Technology Pieces of the Compliance Puzzle
Dodd-Frank essentially breaks down to three primary objectives: transparency, financial risk stability analysis, and cross-market surveillance.
These goals are not just compliance issues but also logical business drivers, says Michael Atkin, managing director of the Enterprise Data Management Council, a nonprofit trade association that addresses information management issues faced by the financial services industry.
“Regulators are handing the financial institutions a business case they’ve never had before to achieve those objectives,” he says, noting that the tasks involved can be time-consuming and expensive and require a very deliberate, strategic, cross-organizational approach, rather than a short-term, tactical effort.
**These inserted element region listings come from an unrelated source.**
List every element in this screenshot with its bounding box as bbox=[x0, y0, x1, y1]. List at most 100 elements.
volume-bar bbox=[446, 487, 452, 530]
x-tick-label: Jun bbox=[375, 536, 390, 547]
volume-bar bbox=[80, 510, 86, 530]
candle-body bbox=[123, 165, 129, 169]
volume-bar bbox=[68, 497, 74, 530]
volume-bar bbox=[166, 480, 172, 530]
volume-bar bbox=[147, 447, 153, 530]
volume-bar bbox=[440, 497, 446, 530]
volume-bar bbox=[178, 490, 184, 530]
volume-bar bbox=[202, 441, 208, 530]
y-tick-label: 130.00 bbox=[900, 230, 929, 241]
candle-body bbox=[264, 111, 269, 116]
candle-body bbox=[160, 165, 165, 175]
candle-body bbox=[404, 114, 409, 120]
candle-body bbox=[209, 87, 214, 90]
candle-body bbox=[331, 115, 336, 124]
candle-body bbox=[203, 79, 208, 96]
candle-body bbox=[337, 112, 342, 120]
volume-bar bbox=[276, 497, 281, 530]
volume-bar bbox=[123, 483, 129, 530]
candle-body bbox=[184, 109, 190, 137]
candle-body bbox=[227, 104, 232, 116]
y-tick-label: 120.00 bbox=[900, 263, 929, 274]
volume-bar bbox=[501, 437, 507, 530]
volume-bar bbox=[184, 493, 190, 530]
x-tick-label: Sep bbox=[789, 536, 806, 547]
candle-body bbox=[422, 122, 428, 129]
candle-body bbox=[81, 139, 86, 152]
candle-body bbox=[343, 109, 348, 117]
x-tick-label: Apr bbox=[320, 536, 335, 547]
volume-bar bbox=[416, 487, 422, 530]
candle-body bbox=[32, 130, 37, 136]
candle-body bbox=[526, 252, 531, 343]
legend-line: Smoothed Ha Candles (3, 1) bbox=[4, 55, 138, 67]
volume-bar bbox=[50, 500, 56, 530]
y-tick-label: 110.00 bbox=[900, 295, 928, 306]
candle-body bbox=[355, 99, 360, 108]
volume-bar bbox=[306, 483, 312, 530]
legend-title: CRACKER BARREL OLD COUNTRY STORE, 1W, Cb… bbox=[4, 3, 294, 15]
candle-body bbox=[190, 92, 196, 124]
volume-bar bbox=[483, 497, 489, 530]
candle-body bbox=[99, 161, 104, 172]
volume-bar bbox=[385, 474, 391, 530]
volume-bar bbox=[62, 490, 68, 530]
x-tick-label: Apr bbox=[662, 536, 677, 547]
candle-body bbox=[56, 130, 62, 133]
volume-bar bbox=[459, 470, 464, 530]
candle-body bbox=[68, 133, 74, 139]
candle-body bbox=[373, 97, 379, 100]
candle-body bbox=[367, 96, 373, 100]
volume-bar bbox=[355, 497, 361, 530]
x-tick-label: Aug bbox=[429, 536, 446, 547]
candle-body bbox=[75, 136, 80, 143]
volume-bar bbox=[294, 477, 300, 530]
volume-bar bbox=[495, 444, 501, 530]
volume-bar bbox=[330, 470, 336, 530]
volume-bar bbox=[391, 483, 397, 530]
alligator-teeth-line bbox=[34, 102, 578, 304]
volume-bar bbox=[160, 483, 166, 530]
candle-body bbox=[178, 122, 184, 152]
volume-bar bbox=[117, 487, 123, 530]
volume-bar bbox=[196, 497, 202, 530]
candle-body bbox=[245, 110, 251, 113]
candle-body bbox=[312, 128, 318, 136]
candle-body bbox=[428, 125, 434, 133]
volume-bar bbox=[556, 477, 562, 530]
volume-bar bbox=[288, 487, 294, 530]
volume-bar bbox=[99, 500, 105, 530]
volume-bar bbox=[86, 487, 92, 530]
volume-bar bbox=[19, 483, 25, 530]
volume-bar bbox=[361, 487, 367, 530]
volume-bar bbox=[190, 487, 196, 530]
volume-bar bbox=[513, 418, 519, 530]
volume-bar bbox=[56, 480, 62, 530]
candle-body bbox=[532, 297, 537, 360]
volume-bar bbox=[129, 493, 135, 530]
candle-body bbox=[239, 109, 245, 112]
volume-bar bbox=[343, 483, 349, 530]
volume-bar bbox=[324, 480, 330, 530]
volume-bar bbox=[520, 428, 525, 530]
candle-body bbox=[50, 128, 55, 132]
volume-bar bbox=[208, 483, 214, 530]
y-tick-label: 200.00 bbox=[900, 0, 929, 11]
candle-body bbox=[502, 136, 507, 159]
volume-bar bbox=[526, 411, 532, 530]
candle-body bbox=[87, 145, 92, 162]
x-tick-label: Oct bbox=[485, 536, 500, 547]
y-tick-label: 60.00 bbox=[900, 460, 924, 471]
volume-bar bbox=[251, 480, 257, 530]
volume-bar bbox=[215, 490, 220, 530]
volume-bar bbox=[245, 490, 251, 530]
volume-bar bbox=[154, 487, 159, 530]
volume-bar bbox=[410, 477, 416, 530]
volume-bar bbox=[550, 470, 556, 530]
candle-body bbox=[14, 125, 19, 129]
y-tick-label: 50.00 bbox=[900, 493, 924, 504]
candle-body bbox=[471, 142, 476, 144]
Compliance with Dodd-Frank objectives is, first and foremost, a governance and process challenge rather than a technology one, states McKibben, but moving forward does impact technology in three major ways:
Operational and IT officials must work together to bring order to vast stores of information, developing clear, cross-organizational data and messaging standards that identify all relevant debt and asset instruments, financial contracts and interdependent business and legal entities; describe unambiguously exactly what those inputs are; and classify all of the granular data for effective comprehension and analysis, using a common system – for example, cash flow, instrument type or concentration, liquidity or risk perspective.
Data Management as Governance
Dodd-Frank adds data as a new stabilizing pillar to the traditional tripod of people, process and technology.
Atkin says financial executives must work closely with IT to develop a control environment that incorporates well-defined, consistent, comparable data – and clear provenance over that data and data decisions. Doing so creates a path to achieve and demonstrate: fit-for-purpose quality data; insight into links, relationships and dependencies across its business; definition of what is and is not systemic risk; and conclusions about tolerable risk.
Enterprise Data Management
Firms will need to take existing vertical, siloed systems and enable a horizontal view across the data. Using data and framework standards and process reengineering, this step must integrate and align compliance, performance and risk analysis data to be managed within one consolidated process. It must also provide process visibility and “a single version of the truth that cuts across business lines, relationships, products, and geographies,” says McKibben.
However, he adds that developing horizontal view does not necessarily require a centralized data repository or real-time processing.
“It’s all going to be about how you relate the data components to one another to get the information you need when you need it.”
Gain from the Compliance Pain
Transitions are always painful, and Atkins says the investment in redefining and revamping standards, processes, and infrastructure to meet Dodd-Frank
At the end of the day, though, significant potential benefits exist for businesses that begin laying groundwork for Dodd-Frank compliance. Beyond improved regulatory compliance, there is increased adherence to customer requirements. Better risk management and greater operational efficiency are also probable and valuable outcomes.
Real opportunity also exists for business growth via an enhanced ability to mine for customers, upsell, link activities, find niches and better understand the return on investment of specific categories of customers and products.
“The ramifications of being able to link and integrate and automate and extend are amazing,” says Atkin. “I see it as an application of the political adage that warns against wasting a good crisis. We don’t ever want to have another financial crisis like the one that has resulted in Dodd-Frank, but since we have to do it, let’s make sure we do it properly from a logical business point of view.”